Haryana’s irrigation department is expected to start a tendering process to build a conduit pipeline and prevent the mixing of two drains, officials said.

Haryana government officials also state that the issue is being raised frequently by Delhi because it wants more water to be released into the Yamuna to meet the city’s growing water demand.

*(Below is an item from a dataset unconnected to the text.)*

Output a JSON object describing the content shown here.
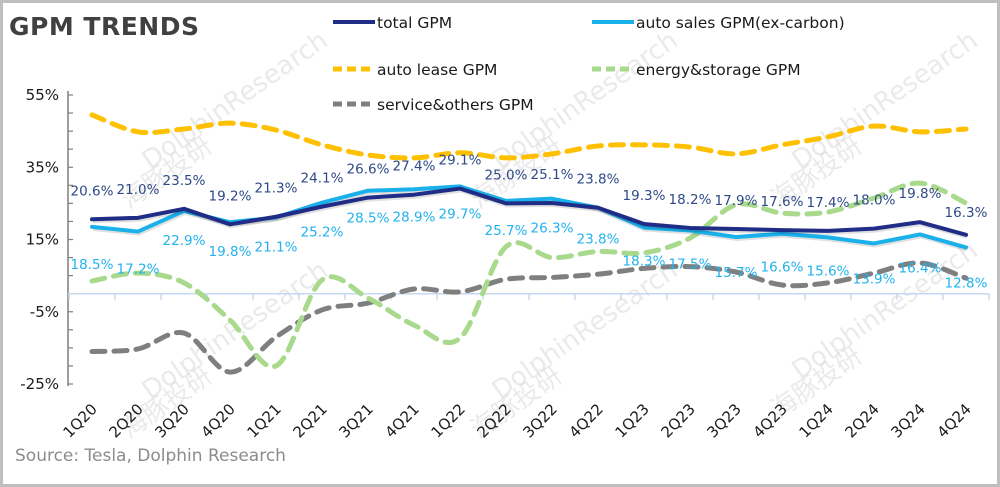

DJB VC Chadha also said on Tuesday that the city at present receives “much less than the share of water we deserve.”

What is the solution?

Officials in Haryana and also within the DJB state that the Board should increase its capacity to treat ammonia levels in the water.

In a recent meeting, Water Minister Satyendar Jain has directed that ozone-based units to treat ammonia levels up to 4ppm should be installed at Chandrawal and Wazirabad water treatment plants.

The laying of a conduit pipeline to separate drain number 8 and 6 would also reduce pollution of potable water, however, it is not clear when would this be completed.

The National Green Tribunal-appointed Yamuna Monitoring Committee has also said that fast-track approvals should be given to build a conduit.

Moreover, the Committee had also recommended to the Ministry of Jal Shakti earlier this year to rework the 1994 water sharing pact between Uttarakhand, Himachal Pradesh, Haryana, Delhi and Uttar Pradesh.

The recommendation is based on the need to revive the Yamuna by releasing more fresh water into it, which would help maintain a certain environmental flow for the river to sustain its functions throughout the year.